- Born: Luke Joseph Nichols October 3, 1978 (age 47) Anchorage, Alaska, U.S.
- Education: Brigham Young University (B.S.) George Mason University (J.D.)
- Spouse: Rebecca Nichols
- Children: 3

YouTube information
- Channels: outdoorboys; catsandcarp; NicholsGreen;
- Years active: 2013–2025
- Genres: outdoor recreation; outdoor cooking; vlog; family; camping; survival; bushcraft; fishing;
- Subscribers: 20.4 million (Outdoor Boys) 1.27 million (Catfish and Carp)
- Views: 3.7 billion (Outdoor Boys) 322 million (Catfish and Carp)

= Luke Nichols =

American YouTuber (born 1978)

Luke Joseph Nichols (born October 3, 1978) is an American attorney and YouTuber best known for the channel Outdoor Boys, where he primarily produced content on backcountry camping, bushcraft, survival, and outdoor cooking. He launched the Outdoor Boys YouTube channel in May 2015, and as of Sep 2026, the channel has more than 20 million subscribers.

Since December 1, 2025, Nichols has served on the Young Men General Advisory Council for the Church of Jesus Christ of Latter-day Saints.

== Early life and education ==
Luke Nichols was born and raised in Anchorage, Alaska on October 3, 1978 to Melvin and Sharon Nichols. Growing up in Alaska, Nichols developed a passion for the outdoors. When he was 19, Nichols traveled to Japan on a mission for the Church of Jesus Christ of Latter-Day Saints in Fukuoka and the surrounding area. He attended Brigham Young University (BYU), where he briefly studied engineering before studying and earning his bachelor's degree in political science in 2004.

After graduating from BYU, Nichols started a political consulting firm and ran 20 campaigns over three years. Nichols and his wife later moved to Virginia, where he attended law school at George Mason University and obtained his Juris Doctor in 2009. Later, Nichols started his own criminal defense practice, Nichols & Green, focusing on traffic laws.

== YouTube career ==
In 2013, Nichols started posting videos on his first channel, Catfish & Carp, which was first created to advertise their law firm based in northern Virginia before focusing on fishing and outdoors related content. In 2020, Nichols began to work on YouTube full time when his channels outpaced his law practice. Followers enjoy Nichols' content for its "simple and wholesome" nature. His emphasis on "outdoor activities, self-reliance, and family values" is said to resonate with viewers.

=== Retirement ===
In May 2025, Nichols announced via a video on his channel that he would be stepping back from YouTube, both due to privacy concerns and to spend more time with his family. In the span of the 18 months leading up to this video, Nichols gained 12 million followers. Nichols considered the resulting attention to be "overwhelming". Nichols stated that he may post a final round of videos at the end of the year. In November 2025, Nichols announced he would be posting three unfinished videos throughout the month. Nichols can still be seen on his son's youtube channel, Outdoor Tom, which is still actively posting videos similar to ones posted on the Outdoor Boys channel.

In November 2025, a guest video Nichols filmed was published on the YouTube channel MyLifeOutdoors, since the channel's regular host was on hiatus to care for a family member diagnosed with cancer.

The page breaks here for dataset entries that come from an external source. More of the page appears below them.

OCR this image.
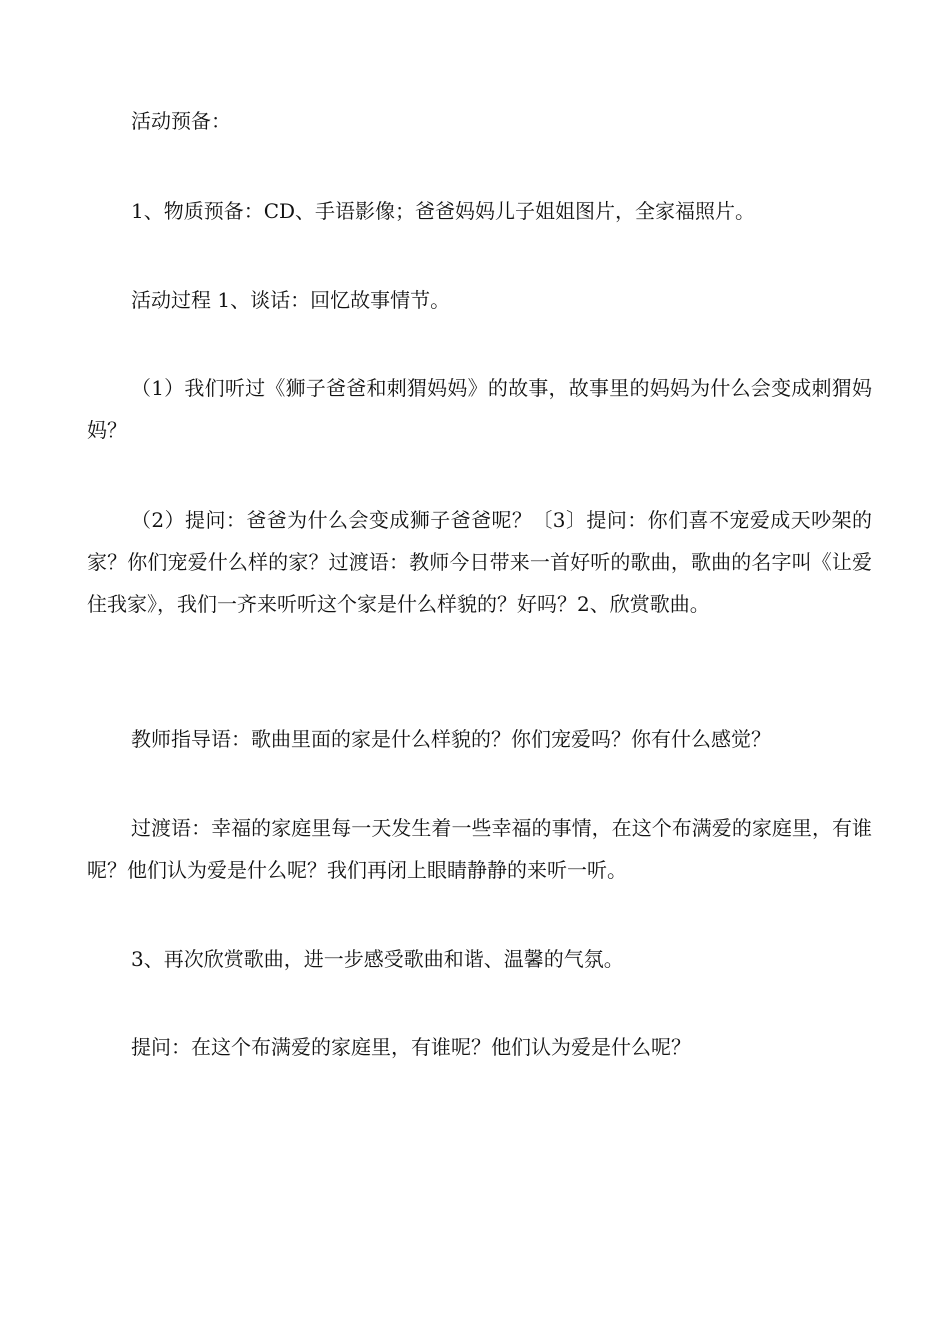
活动预备：

1、物质预备：CD、手语影像；爸爸妈妈儿子姐姐图片，全家福照片。

活动过程 1、谈话：回忆故事情节。

（1）我们听过《狮子爸爸和刺猬妈妈》的故事，故事里的妈妈为什么会变成刺猬妈妈？

（2）提问：爸爸为什么会变成狮子爸爸呢？〔3〕提问：你们喜不宠爱成天吵架的家？你们宠爱什么样的家？过渡语：教师今日带来一首好听的歌曲，歌曲的名字叫《让爱住我家》，我们一齐来听听这个家是什么样貌的？好吗？2、欣赏歌曲。

教师指导语：歌曲里面的家是什么样貌的？你们宠爱吗？你有什么感觉？

过渡语：幸福的家庭里每一天发生着一些幸福的事情，在这个布满爱的家庭里，有谁呢？他们认为爱是什么呢？我们再闭上眼睛静静的来听一听。

3、再次欣赏歌曲，进一步感受歌曲和谐、温馨的气氛。

提问：在这个布满爱的家庭里，有谁呢？他们认为爱是什么呢？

=== Appeal to younger audiences ===
The Outdoor Boys channel attracted a broad audience across age groups, but became particularly noted for its appeal to younger viewers and families. Nichols' approach of featuring his sons Tommy, Nathan, and Jacob as active participants rather than passive observers in activities such as fishing, bushcraft, and wilderness survival modeled
a form of hands-on, curiosity-driven outdoor education.

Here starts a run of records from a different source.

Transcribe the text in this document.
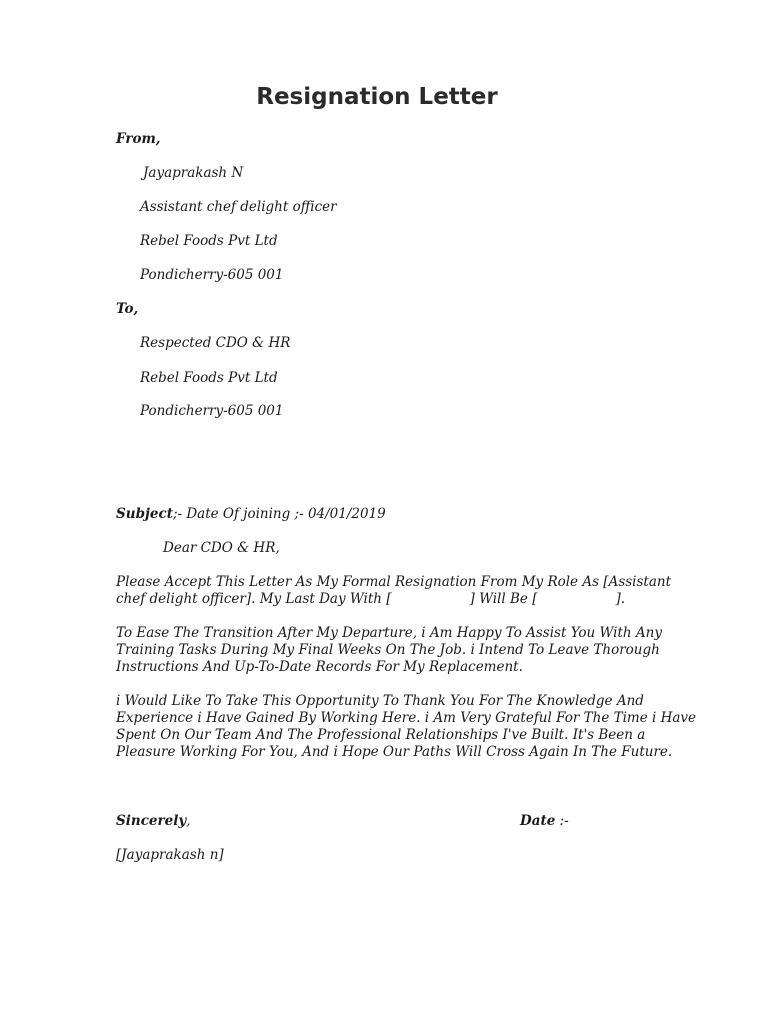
Resignation Letter
From,
Jayaprakash N
Assistant chef delight officer
Rebel Foods Pvt Ltd
Pondicherry-605 001
To,
Respected CDO & HR
Rebel Foods Pvt Ltd
Pondicherry-605 001
Subject;- Date Of joining ;- 04/01/2019
Dear CDO & HR,
Please Accept This Letter As My Formal Resignation From My Role As [Assistant
chef delight officer]. My Last Day With [	] Will Be [	].
To Ease The Transition After My Departure, i Am Happy To Assist You With Any
Training Tasks During My Final Weeks On The Job. i Intend To Leave Thorough
Instructions And Up-To-Date Records For My Replacement.
i Would Like To Take This Opportunity To Thank You For The Knowledge And
Experience i Have Gained By Working Here. i Am Very Grateful For The Time i Have
Spent On Our Team And The Professional Relationships I've Built. It's Been a
Pleasure Working For You, And i Hope Our Paths Will Cross Again In The Future.
Sincerely,	Date :-
[Jayaprakash n]
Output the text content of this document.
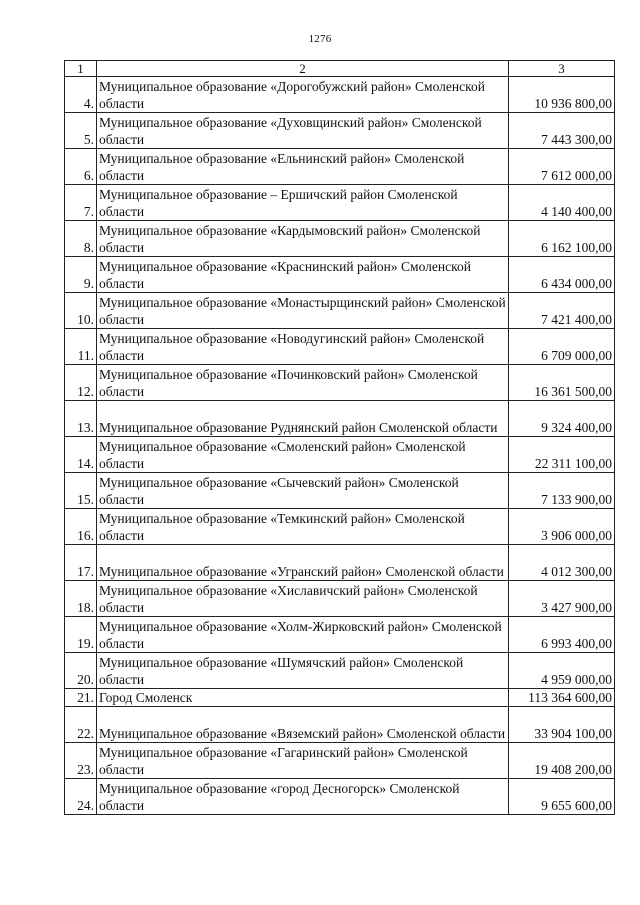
1276
1	2	3
4.	Муниципальное образование «Дорогобужский район» Смоленской области	10 936 800,00
5.	Муниципальное образование «Духовщинский район» Смоленской области	7 443 300,00
6.	Муниципальное образование «Ельнинский район» Смоленской области	7 612 000,00
7.	Муниципальное образование – Ершичский район Смоленской области	4 140 400,00
8.	Муниципальное образование «Кардымовский район» Смоленской области	6 162 100,00
9.	Муниципальное образование «Краснинский район» Смоленской области	6 434 000,00
10.	Муниципальное образование «Монастырщинский район» Смоленской области	7 421 400,00
11.	Муниципальное образование «Новодугинский район» Смоленской области	6 709 000,00
12.	Муниципальное образование «Починковский район» Смоленской области	16 361 500,00
13.	Муниципальное образование Руднянский район Смоленской области	9 324 400,00
14.	Муниципальное образование «Смоленский район» Смоленской области	22 311 100,00
15.	Муниципальное образование «Сычевский район» Смоленской области	7 133 900,00
16.	Муниципальное образование «Темкинский район» Смоленской области	3 906 000,00
17.	Муниципальное образование «Угранский район» Смоленской области	4 012 300,00
18.	Муниципальное образование «Хиславичский район» Смоленской области	3 427 900,00
19.	Муниципальное образование «Холм-Жирковский район» Смоленской области	6 993 400,00
20.	Муниципальное образование «Шумячский район» Смоленской области	4 959 000,00
21.	Город Смоленск	113 364 600,00
22.	Муниципальное образование «Вяземский район» Смоленской области	33 904 100,00
23.	Муниципальное образование «Гагаринский район» Смоленской области	19 408 200,00
24.	Муниципальное образование «город Десногорск» Смоленской области	9 655 600,00
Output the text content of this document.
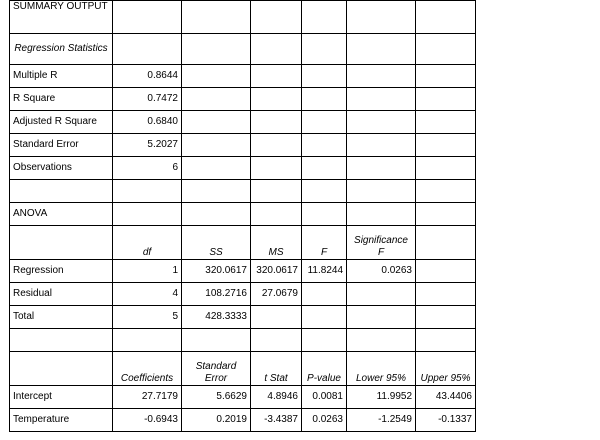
SUMMARY OUTPUT						
Regression Statistics						
Multiple R	0.8644					
R Square	0.7472					
Adjusted R Square	0.6840					
Standard Error	5.2027					
Observations	6					

ANOVA						
	df	SS	MS	F	Significance F	
Regression	1	320.0617	320.0617	11.8244	0.0263	
Residual	4	108.2716	27.0679			
Total	5	428.3333				

	Coefficients	Standard Error	t Stat	P-value	Lower 95%	Upper 95%
Intercept	27.7179	5.6629	4.8946	0.0081	11.9952	43.4406
Temperature	-0.6943	0.2019	-3.4387	0.0263	-1.2549	-0.1337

Reviewers noted that the channel's content functioned as informal outdoor education, with Nichols teaching practical skills such as fire-making, animal tracking, and wilderness navigation alongside his children.
The family-centered format was described as encouraging viewers particularly children watching with parents to engage with nature rather than consume it passively.

=== Viral growth and cross-platform reach ===
In December 2023, a viral TikTok trend centered on Outdoor Boys content introduced the channel to a significantly younger demographic, driving a surge in subscribers and expanding its reach beyond its existing audience of outdoor enthusiasts. In the 18 months leading up to his May 2025 departure announcement, Nichols gained approximately 12 million subscribers, growth he described as "overwhelming."

The channel's cross-platform presence on YouTube, TikTok, and Reddit contributed to its characterization as one of the fastest growing outdoor channels on the platform during that
period.

== Personal life ==
As of 2026, Nichols lives with his wife Rebecca and three sons Thomas, Nathan, and Jacob in Alaska after relocating from Virginia during the COVID-19 pandemic.

=== Religious service ===
In December 2025, Nichols was appointed to the Young Men General Advisory Council for the Church of Jesus Christ of Latter-day Saints.